For Bioshock, he took up the other end of the spectrum, exploring a version of free market freedom that glorifies individual projects. Called this miserable thought experiment Rapture, and the Irrational experiment paid off – Bioshock was a success that nearly anyone could pick up and play, yet it didn’t speak to its huge audience. It politicized a generation, and paid unprecedented traffic to Ayn Rand’s Wikipedia page.
Like many studios’ success stories, Bioshock’s irrational locked in a path that was ultimately judged. Bioshock Infinite proved divisive because it streamlined the formula even more – dashing systemic victories like Big Daddy fights in favor of more written shooting action. Immersive sim fans started grumbling, Irrational’s gauge of distance from Looking Glass’s values and voicing rejection.

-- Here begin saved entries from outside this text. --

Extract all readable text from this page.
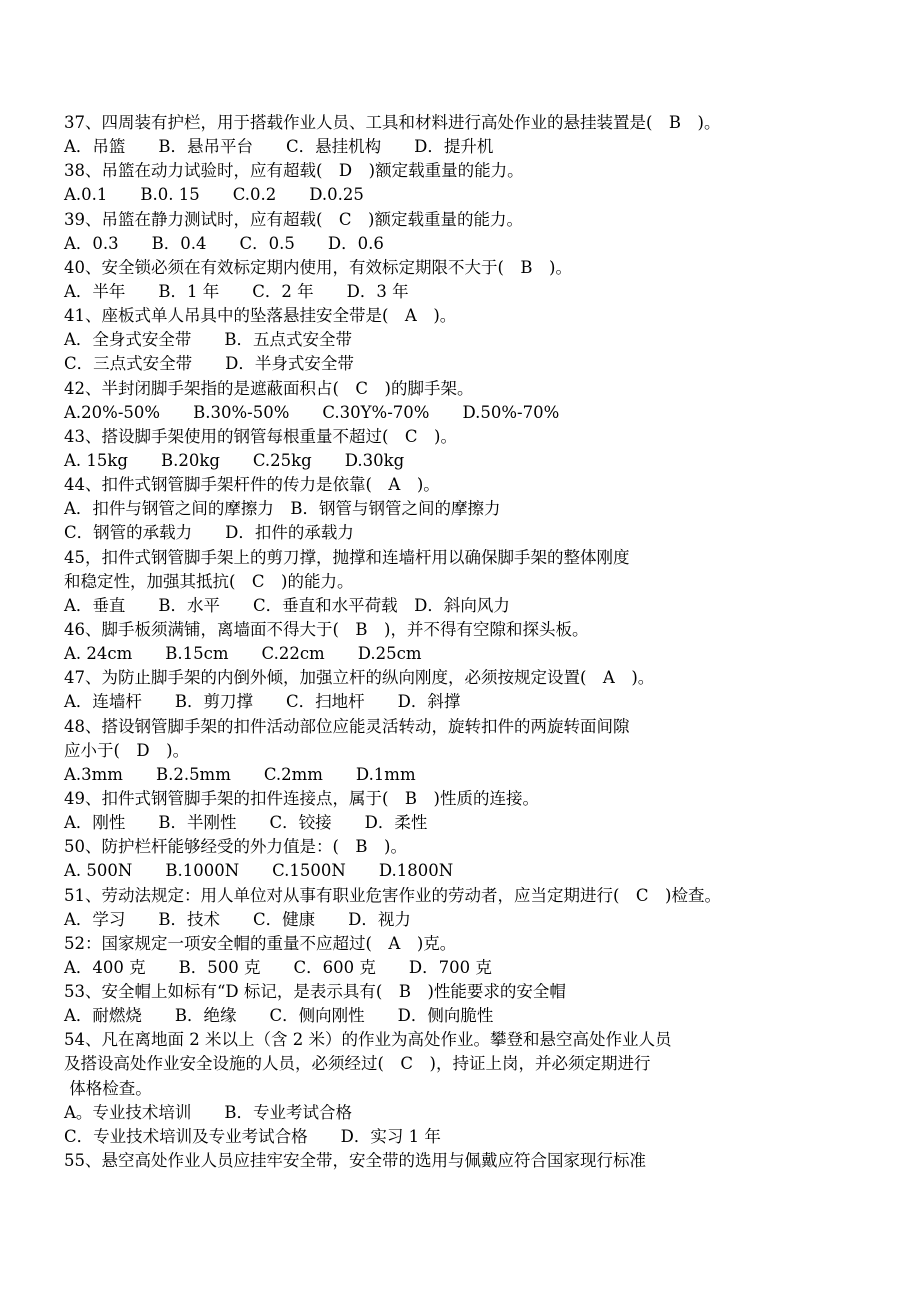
37、四周装有护栏，用于搭载作业人员、工具和材料进行高处作业的悬挂装置是(　B　)。
A．吊篮　　B．悬吊平台　　C．悬挂机构　　D．提升机
38、吊篮在动力试验时，应有超载(　D　)额定载重量的能力。
A.0.1　　B.0. 15　　C.0.2　　D.0.25
39、吊篮在静力测试时，应有超载(　C　)额定载重量的能力。
A．0.3　　B．0.4　　C．0.5　　D．0.6
40、安全锁必须在有效标定期内使用，有效标定期限不大于(　B　)。
A．半年　　B．1 年　　C．2 年　　D．3 年
41、座板式单人吊具中的坠落悬挂安全带是(　A　)。
A．全身式安全带　　B．五点式安全带
C．三点式安全带　　D．半身式安全带
42、半封闭脚手架指的是遮蔽面积占(　C　)的脚手架。
A.20%-50%　　B.30%-50%　　C.30Y%-70%　　D.50%-70%
43、搭设脚手架使用的钢管每根重量不超过(　C　)。
A. 15kg　　B.20kg　　C.25kg　　D.30kg
44、扣件式钢管脚手架杆件的传力是依靠(　A　)。
A．扣件与钢管之间的摩擦力　B．钢管与钢管之间的摩擦力
C．钢管的承载力　　D．扣件的承载力
45，扣件式钢管脚手架上的剪刀撑，抛撑和连墙杆用以确保脚手架的整体刚度
和稳定性，加强其抵抗(　C　)的能力。
A．垂直　　B．水平　　C．垂直和水平荷载　D．斜向风力
46、脚手板须满铺，离墙面不得大于(　B　)，并不得有空隙和探头板。
A. 24cm　　B.15cm　　C.22cm　　D.25cm
47、为防止脚手架的内倒外倾，加强立杆的纵向刚度，必须按规定设置(　A　)。
A．连墙杆　　B．剪刀撑　　C．扫地杆　　D．斜撑
48、搭设钢管脚手架的扣件活动部位应能灵活转动，旋转扣件的两旋转面间隙
应小于(　D　)。
A.3mm　　B.2.5mm　　C.2mm　　D.1mm
49、扣件式钢管脚手架的扣件连接点，属于(　B　)性质的连接。
A．刚性　　B．半刚性　　C．铰接　　D．柔性
50、防护栏杆能够经受的外力值是：(　B　)。
A. 500N　　B.1000N　　C.1500N　　D.1800N
51、劳动法规定：用人单位对从事有职业危害作业的劳动者，应当定期进行(　C　)检查。
A．学习　　B．技术　　C．健康　　D．视力
52：国家规定一项安全帽的重量不应超过(　A　)克。
A．400 克　　B．500 克　　C．600 克　　D．700 克
53、安全帽上如标有“D 标记，是表示具有(　B　)性能要求的安全帽
A．耐燃烧　　B．绝缘　　C．侧向刚性　　D．侧向脆性
54、凡在离地面 2 米以上（含 2 米）的作业为高处作业。攀登和悬空高处作业人员
及搭设高处作业安全设施的人员，必须经过(　C　)，持证上岗，并必须定期进行
体格检查。
A。专业技术培训　　B．专业考试合格
C．专业技术培训及专业考试合格　　D．实习 1 年
55、悬空高处作业人员应挂牢安全带，安全带的选用与佩戴应符合国家现行标准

Obviously, this nostalgia was also reflected internally. Infinite launched with “1999 Mode”, which recreated System Shock 2.’s harsh resource economy. And by Burial at Sea – Episode 2, Irrational rolled back all the way to 1998, building a Thief-style stealth game in a Bioshock drive. Levine drew on the same influence as the black movie that inspired his work with Garrett.
If the irrational seemed to have fallen in love with the mainstream, that was confirmed when Levine announced the end of the studio as we knew it. “It will be a return to the way we started,” he said. “A small team makes games for the primary gaming audience.” To Levine’s surprise, Take-Two Interactive, the company’s owner, decided not to retain the vast majority of employees who were redundant.
It was an Irrational story more than most people realize. John Che’s Canberra division, also called 2K Australia, has survived long enough to make Borderlands: The Pre-Sequel! – Tribes’ jetpacks shooter: Vengeance – before succumbing to changing deployment winds. Half a decade later, Levin’s little new venture has yet to bear fruit. There are whispers about a small-scale open-world game, rooted in the idea of a “Lego narrative” – a repeatable, remixable story, designed to respect the player’s agency the way Looking Glass once did. Levin seems tired of asking this familiar question to us, “Would you please?”